As of January 1, 2016, a person defined as a “finder” will become exempt from the broker-dealer provisions of the California Securities Law of 1968, as amended. Under that law, the Commissioner of Business Oversight regulates the activities of broker-dealers. Assembly Bill No. 667, Section 25206.1 will exempt a “finder” from registration with the Commissioner as a broker-dealer. Section 25206.1 provides that a “finder” has to be a natural person who, for direct or indirect compensation, introduces or refers one or more accredited investors to an issuer or an issuer to one or more accredited investors solely for the purpose of a potential offer or sale of securities of the issuer in California. A finder cannot:
- Provide services in a transaction that exceeds a purchase price of $15 million;
- Participate in negotiating the terms of the offer or sale;
- Advise any party to the transaction regarding the value of the securities or the advisability of investing in securities;
- Conduct any due diligence on the part of any party to the transaction;
- Sell or offer to sell any securities of the issuer owned by the finder;
- Receive possession or custody of any funds;
- Knowingly receive compensation in connection with any offer or sale unless the sale is qualified or unless the transaction is exempt or not otherwise subject to qualification; or
- Make any disclosure to a potential purchase exempt identifying items about the issuer.
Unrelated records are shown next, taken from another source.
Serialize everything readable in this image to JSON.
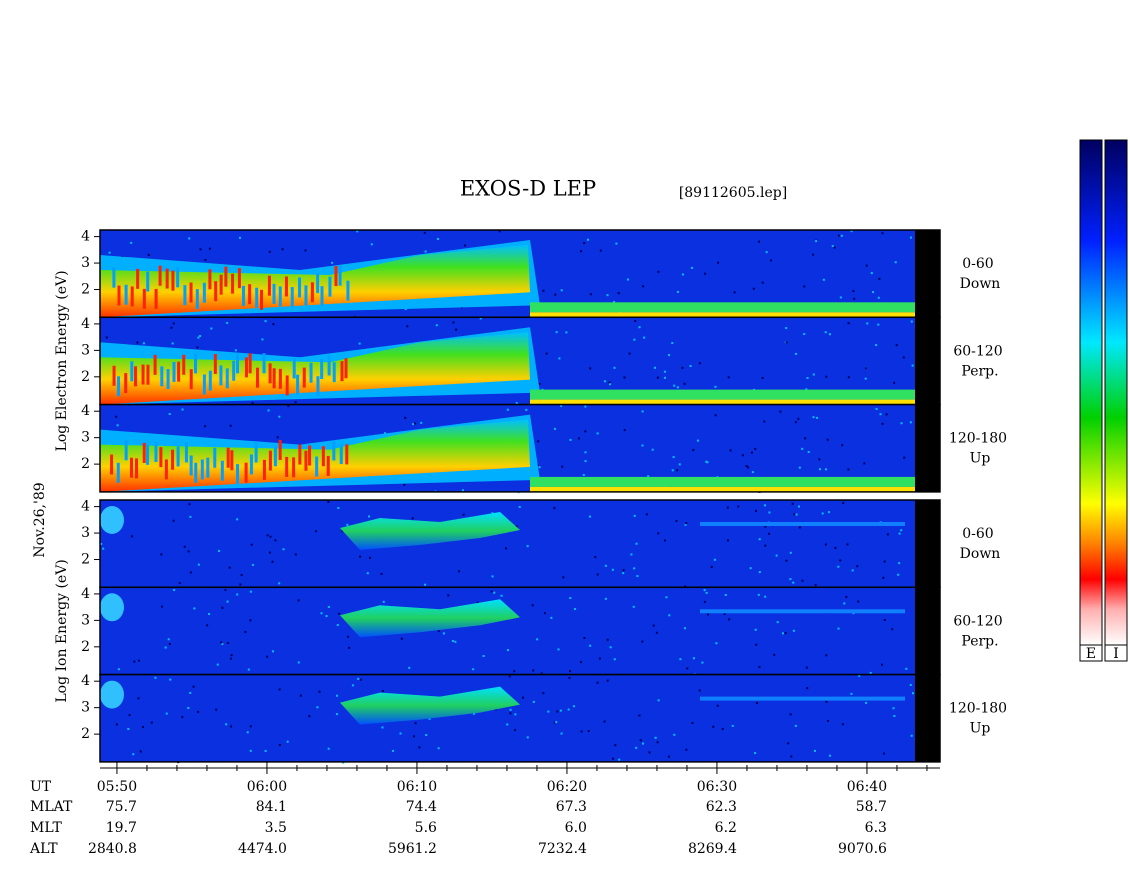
{
  "title": "EXOS-D LEP",
  "file": "[89112605.lep]",
  "date": "Nov.26,'89",
  "ylim": [
    0.95,
    4.25
  ],
  "yticks": [
    2,
    3,
    4
  ],
  "blocks": [
    {
      "label": "Log Electron Energy (eV)",
      "panels": [
        {
          "range": "0-60",
          "direction": "Down"
        },
        {
          "range": "60-120",
          "direction": "Perp."
        },
        {
          "range": "120-180",
          "direction": "Up"
        }
      ]
    },
    {
      "label": "Log Ion Energy (eV)",
      "panels": [
        {
          "range": "0-60",
          "direction": "Down"
        },
        {
          "range": "60-120",
          "direction": "Perp."
        },
        {
          "range": "120-180",
          "direction": "Up"
        }
      ]
    }
  ],
  "time_axis": {
    "label": "UT",
    "xlim": [
      348.87,
      404.87
    ],
    "xticks": [
      {
        "value": 350,
        "label": "05:50"
      },
      {
        "value": 360,
        "label": "06:00"
      },
      {
        "value": 370,
        "label": "06:10"
      },
      {
        "value": 380,
        "label": "06:20"
      },
      {
        "value": 390,
        "label": "06:30"
      },
      {
        "value": 400,
        "label": "06:40"
      }
    ],
    "xminorticks": [
      352,
      354,
      356,
      358,
      362,
      364,
      366,
      368,
      372,
      374,
      376,
      378,
      382,
      384,
      386,
      388,
      392,
      394,
      396,
      398,
      402,
      404
    ]
  },
  "ephemeris": [
    {
      "label": "MLAT",
      "values": [
        "75.7",
        "84.1",
        "74.4",
        "67.3",
        "62.3",
        "58.7"
      ]
    },
    {
      "label": "MLT",
      "values": [
        "19.7",
        "3.5",
        "5.6",
        "6.0",
        "6.2",
        "6.3"
      ]
    },
    {
      "label": "ALT",
      "values": [
        "2840.8",
        "4474.0",
        "5961.2",
        "7232.4",
        "8269.4",
        "9070.6"
      ]
    }
  ],
  "colorbars": [
    "E",
    "I"
  ]
}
A finder must register with the Commissioner of Business Oversight, re-up his registration annually, and make a number of affirmative representations. A finder must obtain the informed written consent of each person so referred that must contain specific items of disclosure, and the finder must preserve records for a period of five years documenting his compliance. A finder who fails to satisfy all of the conditions is subject to the remedies set forth in Section 25501.5.
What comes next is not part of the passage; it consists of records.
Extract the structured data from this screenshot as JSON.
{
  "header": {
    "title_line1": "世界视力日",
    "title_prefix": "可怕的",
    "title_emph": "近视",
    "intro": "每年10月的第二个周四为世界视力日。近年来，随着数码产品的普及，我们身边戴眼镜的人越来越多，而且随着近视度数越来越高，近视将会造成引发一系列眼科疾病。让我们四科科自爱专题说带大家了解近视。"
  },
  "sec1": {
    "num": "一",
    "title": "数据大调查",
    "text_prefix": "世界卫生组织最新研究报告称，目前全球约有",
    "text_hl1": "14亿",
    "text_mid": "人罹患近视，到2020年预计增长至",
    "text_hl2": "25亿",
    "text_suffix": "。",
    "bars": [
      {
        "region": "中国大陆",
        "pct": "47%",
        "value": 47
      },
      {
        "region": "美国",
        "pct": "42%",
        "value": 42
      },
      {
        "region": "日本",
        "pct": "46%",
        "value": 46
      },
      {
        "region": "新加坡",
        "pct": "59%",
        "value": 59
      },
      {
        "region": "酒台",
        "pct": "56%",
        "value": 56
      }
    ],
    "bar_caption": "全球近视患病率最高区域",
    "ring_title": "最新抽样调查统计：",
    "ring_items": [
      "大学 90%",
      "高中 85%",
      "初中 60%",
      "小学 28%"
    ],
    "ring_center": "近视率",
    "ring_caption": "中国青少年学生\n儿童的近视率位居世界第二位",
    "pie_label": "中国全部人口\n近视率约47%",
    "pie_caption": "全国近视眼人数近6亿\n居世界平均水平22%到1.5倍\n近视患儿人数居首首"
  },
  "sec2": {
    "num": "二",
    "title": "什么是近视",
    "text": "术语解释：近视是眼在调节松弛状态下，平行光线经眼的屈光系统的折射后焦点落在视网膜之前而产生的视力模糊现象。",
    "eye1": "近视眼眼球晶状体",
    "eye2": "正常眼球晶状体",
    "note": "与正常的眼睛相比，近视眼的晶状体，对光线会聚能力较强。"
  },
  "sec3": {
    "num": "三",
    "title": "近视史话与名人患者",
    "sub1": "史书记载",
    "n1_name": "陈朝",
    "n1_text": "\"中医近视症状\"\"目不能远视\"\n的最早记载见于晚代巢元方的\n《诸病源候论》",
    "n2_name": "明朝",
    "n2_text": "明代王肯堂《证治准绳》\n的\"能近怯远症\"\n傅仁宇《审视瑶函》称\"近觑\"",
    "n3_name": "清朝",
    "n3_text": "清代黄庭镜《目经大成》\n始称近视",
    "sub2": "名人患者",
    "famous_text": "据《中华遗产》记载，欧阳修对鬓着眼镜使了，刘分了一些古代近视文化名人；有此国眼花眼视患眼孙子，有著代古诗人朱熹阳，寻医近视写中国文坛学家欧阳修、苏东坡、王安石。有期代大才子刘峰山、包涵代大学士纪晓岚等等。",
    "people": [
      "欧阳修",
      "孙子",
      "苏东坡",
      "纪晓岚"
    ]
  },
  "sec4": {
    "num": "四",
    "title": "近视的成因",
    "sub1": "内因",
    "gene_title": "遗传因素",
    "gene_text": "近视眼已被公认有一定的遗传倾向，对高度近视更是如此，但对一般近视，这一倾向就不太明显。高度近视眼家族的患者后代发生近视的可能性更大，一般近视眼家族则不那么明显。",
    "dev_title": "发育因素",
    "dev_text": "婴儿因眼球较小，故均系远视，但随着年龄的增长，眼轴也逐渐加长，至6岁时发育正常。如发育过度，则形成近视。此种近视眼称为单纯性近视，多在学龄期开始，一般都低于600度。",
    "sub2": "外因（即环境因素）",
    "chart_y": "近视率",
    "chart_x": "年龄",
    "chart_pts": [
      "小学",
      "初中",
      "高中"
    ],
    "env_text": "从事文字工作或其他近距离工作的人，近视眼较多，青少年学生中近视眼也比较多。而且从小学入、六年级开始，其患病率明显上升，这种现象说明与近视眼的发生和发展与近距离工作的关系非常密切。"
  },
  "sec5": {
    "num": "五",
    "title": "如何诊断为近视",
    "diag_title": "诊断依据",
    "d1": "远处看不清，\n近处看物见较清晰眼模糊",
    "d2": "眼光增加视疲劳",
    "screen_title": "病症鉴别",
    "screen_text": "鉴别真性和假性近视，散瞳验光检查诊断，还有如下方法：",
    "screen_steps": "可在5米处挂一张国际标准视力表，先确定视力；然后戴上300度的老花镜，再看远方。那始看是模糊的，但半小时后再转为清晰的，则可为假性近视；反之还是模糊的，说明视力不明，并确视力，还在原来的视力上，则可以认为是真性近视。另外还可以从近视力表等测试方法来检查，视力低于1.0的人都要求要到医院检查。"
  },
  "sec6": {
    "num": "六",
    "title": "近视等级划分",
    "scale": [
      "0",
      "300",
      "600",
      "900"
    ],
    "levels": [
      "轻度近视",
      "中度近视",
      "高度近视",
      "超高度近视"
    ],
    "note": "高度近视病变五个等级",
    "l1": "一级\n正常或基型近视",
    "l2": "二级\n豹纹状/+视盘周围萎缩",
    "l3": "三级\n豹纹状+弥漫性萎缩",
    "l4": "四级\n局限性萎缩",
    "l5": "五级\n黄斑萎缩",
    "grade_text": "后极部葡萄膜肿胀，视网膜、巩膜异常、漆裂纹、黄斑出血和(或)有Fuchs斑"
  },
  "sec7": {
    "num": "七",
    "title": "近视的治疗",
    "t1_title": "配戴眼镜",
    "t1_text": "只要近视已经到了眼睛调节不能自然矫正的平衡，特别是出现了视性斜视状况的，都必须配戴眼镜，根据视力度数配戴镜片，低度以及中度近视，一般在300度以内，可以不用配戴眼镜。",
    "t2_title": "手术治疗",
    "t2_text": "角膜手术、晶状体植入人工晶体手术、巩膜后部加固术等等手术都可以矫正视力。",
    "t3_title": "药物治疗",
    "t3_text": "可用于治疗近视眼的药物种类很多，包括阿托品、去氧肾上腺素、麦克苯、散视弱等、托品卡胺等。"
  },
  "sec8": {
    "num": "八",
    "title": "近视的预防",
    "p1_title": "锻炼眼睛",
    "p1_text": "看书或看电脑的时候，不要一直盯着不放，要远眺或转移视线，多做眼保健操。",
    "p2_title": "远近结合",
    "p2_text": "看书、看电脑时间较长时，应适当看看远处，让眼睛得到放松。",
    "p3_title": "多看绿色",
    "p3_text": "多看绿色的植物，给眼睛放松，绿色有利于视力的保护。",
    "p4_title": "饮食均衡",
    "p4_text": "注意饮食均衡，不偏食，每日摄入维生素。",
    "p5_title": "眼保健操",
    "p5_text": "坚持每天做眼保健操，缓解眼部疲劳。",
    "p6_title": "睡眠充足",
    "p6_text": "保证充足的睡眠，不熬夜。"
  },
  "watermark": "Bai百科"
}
As curious readers will already know, the SEC staff has taken a similar position usually referred to as the “private M&A broker” no-enforcement letter. A person attempting to comply with the SEC’s “private M&A broker” letter and the new California “finders” legislation will discover, among other things, that: (i) California imposes a limit of $15 million on the transaction, while the SEC imposes none, (ii) only a natural person is eligible to rely on the California “finders” legislation, (iii) the SEC’s letter is limited to M&A transactions where the acquirer is in control afterwards, and (iv) California provides express remedies against a non-complying “finder” while a person failing to comply with the SEC’s no-enforcement letter is left in limbo as to what remedy, if any, may apply.
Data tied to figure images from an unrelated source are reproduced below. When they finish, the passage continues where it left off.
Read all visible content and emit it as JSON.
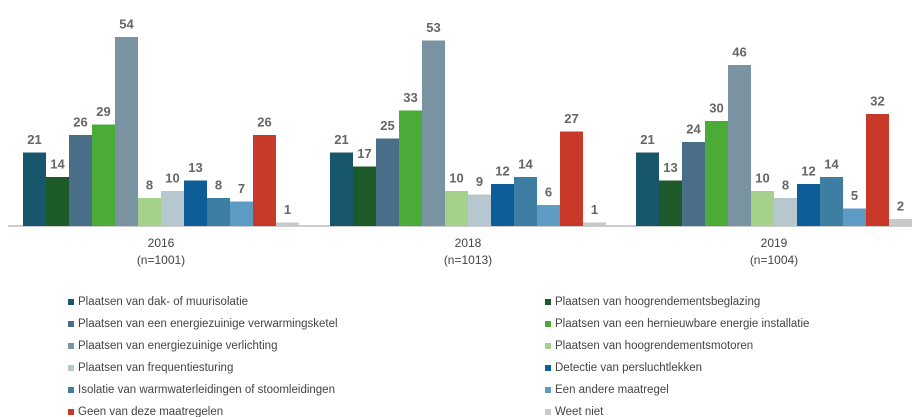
{
  "chart_data": {
    "type": "bar",
    "categories": [
      "2016\n(n=1001)",
      "2018\n(n=1013)",
      "2019\n(n=1004)"
    ],
    "series": [
      {
        "name": "Plaatsen van dak- of muurisolatie",
        "color": "#17566b",
        "values": [
          21,
          21,
          21
        ]
      },
      {
        "name": "Plaatsen van hoogrendementsbeglazing",
        "color": "#1d5a29",
        "values": [
          14,
          17,
          13
        ]
      },
      {
        "name": "Plaatsen van een energiezuinige verwarmingsketel",
        "color": "#4a6e88",
        "values": [
          26,
          25,
          24
        ]
      },
      {
        "name": "Plaatsen van een hernieuwbare energie installatie",
        "color": "#4aab37",
        "values": [
          29,
          33,
          30
        ]
      },
      {
        "name": "Plaatsen van energiezuinige verlichting",
        "color": "#7993a3",
        "values": [
          54,
          53,
          46
        ]
      },
      {
        "name": "Plaatsen van hoogrendementsmotoren",
        "color": "#a5d18b",
        "values": [
          8,
          10,
          10
        ]
      },
      {
        "name": "Plaatsen van frequentiesturing",
        "color": "#b7c7cf",
        "values": [
          10,
          9,
          8
        ]
      },
      {
        "name": "Detectie van persluchtlekken",
        "color": "#0d5e98",
        "values": [
          13,
          12,
          12
        ]
      },
      {
        "name": "Isolatie van warmwaterleidingen of stoomleidingen",
        "color": "#3e7ea2",
        "values": [
          8,
          14,
          14
        ]
      },
      {
        "name": "Een andere maatregel",
        "color": "#5e9bc4",
        "values": [
          7,
          6,
          5
        ]
      },
      {
        "name": "Geen van deze maatregelen",
        "color": "#c8392a",
        "values": [
          26,
          27,
          32
        ]
      },
      {
        "name": "Weet niet",
        "color": "#c9c9c9",
        "values": [
          1,
          1,
          2
        ]
      }
    ]
  }
}
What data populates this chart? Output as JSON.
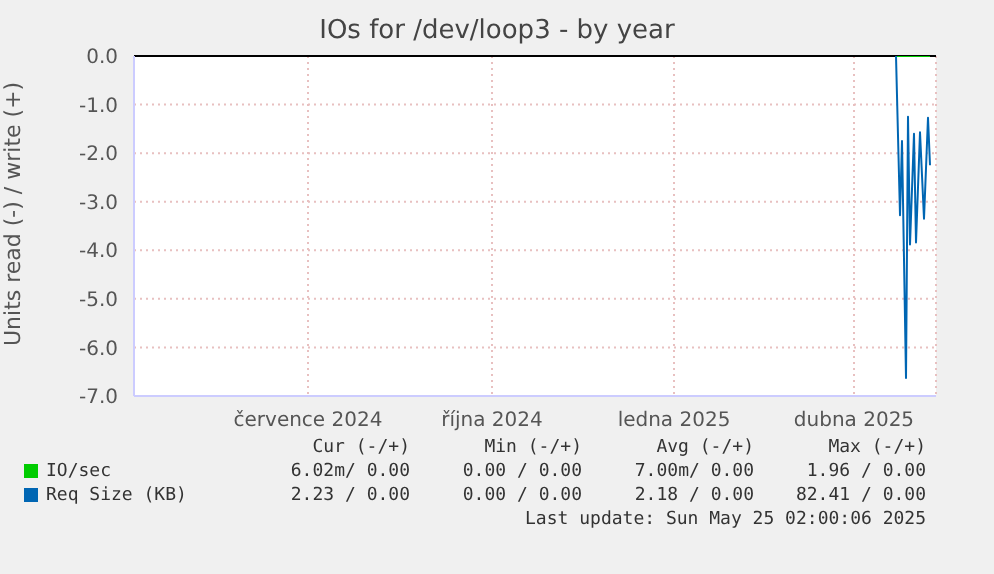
{
  "chart_data": {
    "type": "line",
    "title": "IOs for /dev/loop3 - by year",
    "ylabel": "Units read (-) / write (+)",
    "xlim": [
      "2024-04-19",
      "2025-05-25"
    ],
    "xticks": [
      {
        "value": "2024-07-15",
        "label": "července 2024"
      },
      {
        "value": "2024-10-15",
        "label": "října 2024"
      },
      {
        "value": "2025-01-14",
        "label": "ledna 2025"
      },
      {
        "value": "2025-04-14",
        "label": "dubna 2025"
      }
    ],
    "ylim": [
      -7,
      0
    ],
    "yticks": [
      {
        "value": -7,
        "label": "-7.0"
      },
      {
        "value": -6,
        "label": "-6.0"
      },
      {
        "value": -5,
        "label": "-5.0"
      },
      {
        "value": -4,
        "label": "-4.0"
      },
      {
        "value": -3,
        "label": "-3.0"
      },
      {
        "value": -2,
        "label": "-2.0"
      },
      {
        "value": -1,
        "label": "-1.0"
      },
      {
        "value": 0,
        "label": "0.0"
      }
    ],
    "grid": true,
    "legend": "bottom left",
    "series": [
      {
        "name": "IO/sec",
        "color": "#00cc00",
        "x": [
          "2025-05-05",
          "2025-05-10",
          "2025-05-15",
          "2025-05-22"
        ],
        "values": [
          0,
          0,
          0,
          0
        ]
      },
      {
        "name": "Req Size (KB)",
        "color": "#0066b3",
        "x": [
          "2025-05-05",
          "2025-05-07",
          "2025-05-08",
          "2025-05-10",
          "2025-05-11",
          "2025-05-12",
          "2025-05-14",
          "2025-05-15",
          "2025-05-17",
          "2025-05-19",
          "2025-05-21",
          "2025-05-22"
        ],
        "values": [
          0,
          -3.28,
          -1.75,
          -6.63,
          -1.25,
          -3.88,
          -1.6,
          -3.84,
          -1.57,
          -3.35,
          -1.27,
          -2.25
        ]
      }
    ],
    "annotations": [
      "Cur (-/+)",
      "Min (-/+)",
      "Avg (-/+)",
      "Max (-/+)",
      "6.02m/ 0.00",
      "0.00 / 0.00",
      "7.00m/ 0.00",
      "1.96 / 0.00",
      "2.23 / 0.00",
      "0.00 / 0.00",
      "2.18 / 0.00",
      "82.41 / 0.00",
      "Last update: Sun May 25 02:00:06 2025"
    ]
  }
}
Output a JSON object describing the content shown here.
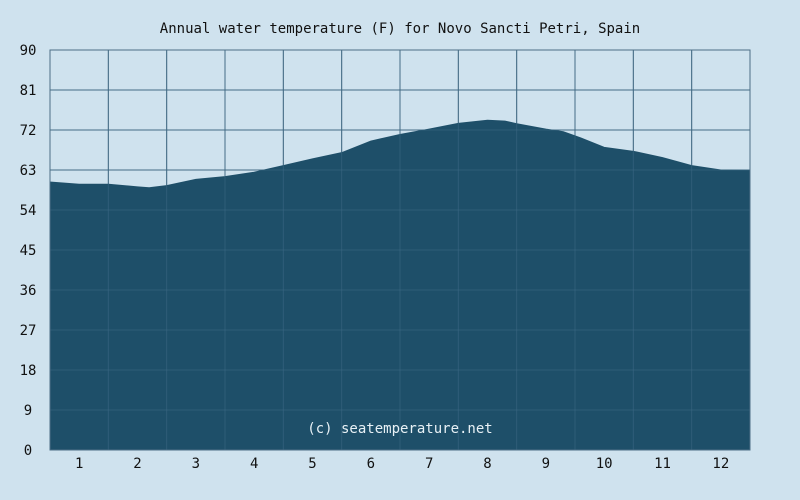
{
  "chart_data": {
    "type": "area",
    "title": "Annual water temperature (F) for Novo Sancti Petri, Spain",
    "xlabel": "",
    "ylabel": "",
    "x_ticks": [
      "1",
      "2",
      "3",
      "4",
      "5",
      "6",
      "7",
      "8",
      "9",
      "10",
      "11",
      "12"
    ],
    "y_ticks": [
      "0",
      "9",
      "18",
      "27",
      "36",
      "45",
      "54",
      "63",
      "72",
      "81",
      "90"
    ],
    "xlim": [
      0.5,
      12.5
    ],
    "ylim": [
      0,
      90
    ],
    "grid": true,
    "watermark": "(c) seatemperature.net",
    "colors": {
      "background": "#cfe2ee",
      "plot_background": "#cfe2ee",
      "fill": "#1e4f69",
      "grid": "#4d6f87"
    },
    "series": [
      {
        "x": [
          0.5,
          1.0,
          1.5,
          2.0,
          2.2,
          2.5,
          3.0,
          3.5,
          4.0,
          4.5,
          5.0,
          5.5,
          6.0,
          6.5,
          7.0,
          7.5,
          8.0,
          8.3,
          8.5,
          9.0,
          9.3,
          9.6,
          10.0,
          10.5,
          11.0,
          11.5,
          12.0,
          12.5
        ],
        "y": [
          60.3,
          59.8,
          59.8,
          59.2,
          59.0,
          59.5,
          60.9,
          61.5,
          62.5,
          64.0,
          65.5,
          66.9,
          69.5,
          71.0,
          72.2,
          73.5,
          74.2,
          74.0,
          73.4,
          72.2,
          71.6,
          70.2,
          68.1,
          67.2,
          65.8,
          64.0,
          63.0,
          62.9
        ]
      }
    ]
  }
}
Just registering as a “finder” may not be enough. Due to a quirk in state law, a California M&A broker may also need to register as a real estate broker, which has its own “finder” exemption. In addition, M&A activity involving California state or local governmental entities could be subject to lobbyist registration requirements.
There is, of course, no reason why state law and Federal law could not differ in some respects. Nonetheless, it is still hard to decide whether, all things considered, Santa Claus (in the guise of the California legislature) has left “finders” in California a shiny new present or a big lump of coal. Ho, ho, ho.